Apa??? Bagaimana bisa aku hamill sekarang?? Aku saja masih belum tau apa zen sudah mencintaiku atau belum, bagaimana jika zen tidak menerima bayi ini, bagaimana jika zen tidak menyukai bayi yang sedang kukandung ini batin anna tampak gelisah.


"Halooo nona" panggil sandy yang melihat anna nampak melamun.


"Iya dokter maaf , saya malah tak mendengarkan penjelasan dari dokter" ucap anna pada sandy.

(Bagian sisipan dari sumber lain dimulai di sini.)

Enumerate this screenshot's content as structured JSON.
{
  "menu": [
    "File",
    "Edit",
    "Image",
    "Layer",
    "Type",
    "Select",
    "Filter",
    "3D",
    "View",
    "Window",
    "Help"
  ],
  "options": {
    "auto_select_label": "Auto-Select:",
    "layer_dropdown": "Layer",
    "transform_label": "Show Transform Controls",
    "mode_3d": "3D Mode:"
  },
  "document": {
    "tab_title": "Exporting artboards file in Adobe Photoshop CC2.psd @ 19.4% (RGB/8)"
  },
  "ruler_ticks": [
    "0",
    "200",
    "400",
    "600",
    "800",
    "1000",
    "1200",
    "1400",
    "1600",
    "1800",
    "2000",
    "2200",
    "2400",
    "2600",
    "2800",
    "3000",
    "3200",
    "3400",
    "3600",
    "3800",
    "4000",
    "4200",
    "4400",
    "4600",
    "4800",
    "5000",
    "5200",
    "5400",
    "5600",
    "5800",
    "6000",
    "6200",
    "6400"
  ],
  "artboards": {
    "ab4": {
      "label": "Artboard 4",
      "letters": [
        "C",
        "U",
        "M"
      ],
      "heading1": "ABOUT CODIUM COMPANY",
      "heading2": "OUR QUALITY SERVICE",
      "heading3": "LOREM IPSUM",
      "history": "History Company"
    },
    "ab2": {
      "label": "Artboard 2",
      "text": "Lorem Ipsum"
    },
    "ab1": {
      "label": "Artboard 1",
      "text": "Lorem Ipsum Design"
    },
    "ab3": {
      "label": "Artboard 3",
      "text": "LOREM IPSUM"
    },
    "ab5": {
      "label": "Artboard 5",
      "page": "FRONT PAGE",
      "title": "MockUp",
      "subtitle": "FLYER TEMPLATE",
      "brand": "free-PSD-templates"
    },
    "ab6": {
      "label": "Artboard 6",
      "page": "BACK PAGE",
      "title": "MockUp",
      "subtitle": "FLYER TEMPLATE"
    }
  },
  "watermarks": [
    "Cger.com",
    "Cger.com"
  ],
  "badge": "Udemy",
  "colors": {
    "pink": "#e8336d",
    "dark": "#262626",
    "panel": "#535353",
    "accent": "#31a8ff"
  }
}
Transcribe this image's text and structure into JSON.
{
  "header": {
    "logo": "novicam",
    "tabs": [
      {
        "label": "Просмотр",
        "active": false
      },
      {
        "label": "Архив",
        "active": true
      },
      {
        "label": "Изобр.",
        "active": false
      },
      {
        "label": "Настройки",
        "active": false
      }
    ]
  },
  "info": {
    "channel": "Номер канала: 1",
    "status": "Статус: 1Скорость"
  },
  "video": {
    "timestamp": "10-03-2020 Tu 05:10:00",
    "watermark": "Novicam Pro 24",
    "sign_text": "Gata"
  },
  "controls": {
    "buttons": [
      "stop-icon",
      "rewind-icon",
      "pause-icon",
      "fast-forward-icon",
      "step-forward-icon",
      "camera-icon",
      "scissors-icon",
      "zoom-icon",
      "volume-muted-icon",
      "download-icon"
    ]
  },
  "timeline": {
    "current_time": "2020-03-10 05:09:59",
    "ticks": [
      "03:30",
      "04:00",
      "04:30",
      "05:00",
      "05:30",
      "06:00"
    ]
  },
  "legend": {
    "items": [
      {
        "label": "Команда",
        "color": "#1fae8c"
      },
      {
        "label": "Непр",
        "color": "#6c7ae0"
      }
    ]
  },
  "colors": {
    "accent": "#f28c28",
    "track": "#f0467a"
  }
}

"Padahal baru mau saya jelaskan" ucap sandy tersenyum geli.


Anna nampak diam saja mendengar candaaam sandy.


" nona kemungkinan hamil 4minggu jika sudah merasa telat 1bulan, memang awal kehamilan sering membuat nona mual dan susah makan, maka dari itu nona harus mengganti asupan dengan jus buah atau buahnya langsung malah lebih bagus, istirahat yang cukup dan yang jelas jangn terlalu banyak pikiran,"


Anna hanya mengangguk mendengarkan penjelasan dari sandy sambil memeganggi perutnya yang kini sudah terdapat hasil dari buah cinta nya dengan zen.


"Ini suplemen dan vitamin yang harus diminum setiap pagi dan malam, alangkah baiknya jika nona juga mengonsumsi susu ibu hami, untuk nutrisi tambahan calon bayi nona" jelas sandy sambil memberikan resep obat yang harus ditebus diapotik.


"Baiklah kalau begitu saya permisi, jangan lupa periksakan bayi nona setiap satu bulan sekali,vitamin dan suplemen nya jangan lupa diminum, jaga kesehatan jangan sampai nona banyak pikiran karena bisa mempengaruhi kesehatan janin nona" ucap sandy lagi.


"Baiklah pak dokter saya akan menurutinya" ucap anna sumringah.


"Kalau begitu saya permisi nona" ucap sandy kemudian keluar dari kamar anna.


Sekeluarnya sandy anna tampak kelihatan lesu dan masih juga gelisah.


Sandy menutup pintu kamar kemudian berjalan menghampiri zen yang tengah menunggunya di ruang tamu.


"Jadiii apa yang diderita anna??" tanya zen penasaran.


"Dia hamil" ucap sandy yang seketika membuat zen shock , hanya melonggo dan menggelengkan kepalanya.


💮💮💮💮💮💮💮💮💮💮💮💮💮💮


Bersambung....


maaf ya readers semalem nggak update ...


sampai segini gimana ceritanya menurut kalian???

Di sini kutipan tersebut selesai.